How much is a soul worth? Would you sell your soul for something as petty as a winning season? Joe Boyd’s decision to do just that sets the stage for Paul VI High School’s recent production of "Damn Yankees."
Based on Douglass Wallop’s novel, "The Year the Yankees Lost the Pennant," the musical "Damn Yankees" follows Joe Boyd, a diehard Senators fan, and his loving wife, Meg Boyd. Joe and Meg live a quiet, cozy existence, but when Mr. Applegate, better known as Lucifer, makes Joe Boyd an offer he can’t turn down, Joe leaves it all behind to become Joe Hardy, the younger and stronger star of the Washington Senators.
With music and lyrics by Richard Adler and Jerry Ross and the book by George Abbott and Douglass Wallop, "Damn Yankees" was a home run when it first premiered on Broadway in 1955. Winning seven Tony awards including Best Play, the Broadway sensation has since then made its way to London, television, and the silver screen.

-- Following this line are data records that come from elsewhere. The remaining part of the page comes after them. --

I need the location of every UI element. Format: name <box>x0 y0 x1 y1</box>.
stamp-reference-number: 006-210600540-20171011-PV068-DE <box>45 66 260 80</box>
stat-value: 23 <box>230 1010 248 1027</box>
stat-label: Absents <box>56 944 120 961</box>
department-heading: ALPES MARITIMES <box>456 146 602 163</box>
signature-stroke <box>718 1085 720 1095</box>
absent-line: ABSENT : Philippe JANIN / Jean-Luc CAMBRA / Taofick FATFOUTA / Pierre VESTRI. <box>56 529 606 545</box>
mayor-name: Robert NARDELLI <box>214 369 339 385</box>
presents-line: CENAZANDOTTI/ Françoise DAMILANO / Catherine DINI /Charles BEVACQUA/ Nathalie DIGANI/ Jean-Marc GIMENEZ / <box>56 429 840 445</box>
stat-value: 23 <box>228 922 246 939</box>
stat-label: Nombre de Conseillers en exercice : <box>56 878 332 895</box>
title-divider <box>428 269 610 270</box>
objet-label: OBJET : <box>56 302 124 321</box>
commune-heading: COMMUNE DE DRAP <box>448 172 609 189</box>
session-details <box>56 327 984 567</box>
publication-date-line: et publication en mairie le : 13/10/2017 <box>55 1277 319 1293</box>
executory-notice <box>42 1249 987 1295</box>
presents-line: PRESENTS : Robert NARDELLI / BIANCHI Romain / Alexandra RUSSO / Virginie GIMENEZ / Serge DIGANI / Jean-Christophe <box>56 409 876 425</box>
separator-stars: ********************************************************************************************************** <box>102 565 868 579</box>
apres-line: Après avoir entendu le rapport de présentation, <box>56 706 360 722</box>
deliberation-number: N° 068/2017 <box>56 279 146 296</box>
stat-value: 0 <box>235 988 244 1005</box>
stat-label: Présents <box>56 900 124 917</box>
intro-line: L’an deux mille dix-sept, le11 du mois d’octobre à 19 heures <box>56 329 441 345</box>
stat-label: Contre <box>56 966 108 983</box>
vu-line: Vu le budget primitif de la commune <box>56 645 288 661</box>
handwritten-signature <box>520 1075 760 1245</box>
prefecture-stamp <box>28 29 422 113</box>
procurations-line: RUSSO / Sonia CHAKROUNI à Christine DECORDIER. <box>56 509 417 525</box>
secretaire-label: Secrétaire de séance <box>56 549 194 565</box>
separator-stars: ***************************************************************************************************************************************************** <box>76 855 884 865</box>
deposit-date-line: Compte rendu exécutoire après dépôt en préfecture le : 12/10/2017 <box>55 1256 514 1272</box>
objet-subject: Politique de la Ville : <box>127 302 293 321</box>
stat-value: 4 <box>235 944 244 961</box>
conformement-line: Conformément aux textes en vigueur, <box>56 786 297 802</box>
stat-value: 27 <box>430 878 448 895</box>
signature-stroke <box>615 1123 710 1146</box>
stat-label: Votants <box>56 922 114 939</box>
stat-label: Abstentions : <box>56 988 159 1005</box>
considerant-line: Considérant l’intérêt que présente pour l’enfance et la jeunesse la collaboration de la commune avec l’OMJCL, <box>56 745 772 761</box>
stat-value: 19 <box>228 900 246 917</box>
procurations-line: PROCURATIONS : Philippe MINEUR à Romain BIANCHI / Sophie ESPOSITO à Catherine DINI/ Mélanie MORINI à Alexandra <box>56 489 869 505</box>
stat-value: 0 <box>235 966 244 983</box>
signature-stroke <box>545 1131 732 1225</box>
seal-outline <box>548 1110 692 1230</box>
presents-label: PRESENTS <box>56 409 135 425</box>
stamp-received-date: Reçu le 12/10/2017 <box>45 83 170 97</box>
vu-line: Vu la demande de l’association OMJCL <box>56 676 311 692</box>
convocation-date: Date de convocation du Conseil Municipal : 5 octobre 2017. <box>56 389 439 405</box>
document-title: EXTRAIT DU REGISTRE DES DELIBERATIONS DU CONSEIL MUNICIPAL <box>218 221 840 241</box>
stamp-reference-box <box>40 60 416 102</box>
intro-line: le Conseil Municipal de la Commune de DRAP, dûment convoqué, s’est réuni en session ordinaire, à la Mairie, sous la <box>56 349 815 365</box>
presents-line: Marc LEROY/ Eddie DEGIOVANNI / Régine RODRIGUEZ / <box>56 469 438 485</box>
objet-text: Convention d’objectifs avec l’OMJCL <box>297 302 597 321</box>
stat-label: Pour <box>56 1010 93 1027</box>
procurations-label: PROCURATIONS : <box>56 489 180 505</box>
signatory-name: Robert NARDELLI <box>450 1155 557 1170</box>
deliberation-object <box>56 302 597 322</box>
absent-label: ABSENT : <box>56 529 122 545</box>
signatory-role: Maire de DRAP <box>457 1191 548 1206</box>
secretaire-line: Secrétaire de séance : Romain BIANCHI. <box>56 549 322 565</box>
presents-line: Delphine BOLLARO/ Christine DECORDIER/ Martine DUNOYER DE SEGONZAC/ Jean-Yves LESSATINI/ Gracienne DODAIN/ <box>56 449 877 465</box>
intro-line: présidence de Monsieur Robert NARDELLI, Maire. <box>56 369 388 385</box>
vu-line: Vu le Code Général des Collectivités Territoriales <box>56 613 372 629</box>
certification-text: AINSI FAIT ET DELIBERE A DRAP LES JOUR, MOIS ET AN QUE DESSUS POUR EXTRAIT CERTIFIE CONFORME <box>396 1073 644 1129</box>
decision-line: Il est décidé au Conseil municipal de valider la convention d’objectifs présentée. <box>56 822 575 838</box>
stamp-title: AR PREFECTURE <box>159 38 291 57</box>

A large ensemble brought the show to life with their constant commitment and high energy. Jason Donahoe gave one hell of a performance as Mr. Applegate. Combining charm, swagger, and the occasional accent, Donahoe’s performance was one of the highlights of the evening. Dana Lindblad, as the sexy temptress, Lola, had consistently strong vocals. Together, Donahoe and Lindblad played off each other and were able to produce a sinfully enjoyable performance.
Alexandra Dent commanded the stage as the prying reporter, Gloria Thorpe. With a sharp glare or a slight scoff, her intentions were always crystal clear. Adam Laub, as Linville, stood out among the ballplayers. His commitment to his character and the humor he brought to the show was never unappreciated.
Sound, operated by Dan Browne and Adam Laub, was flawless throughout the entire show, with no noticeable glitches or missed cues. The effects team produced many memorable moments, including the transformation scene where a strobe light encased the entire stage as Joe Boyd became Joe Hardy. A pyrotechnics trick made Donahoe’s Applegate all the more enjoyable, as from time to time fire shot from his fingertips.
Paul VI High School’s production of "Damn Yankees" was filled to the brim with brains, talent and lots of "heart."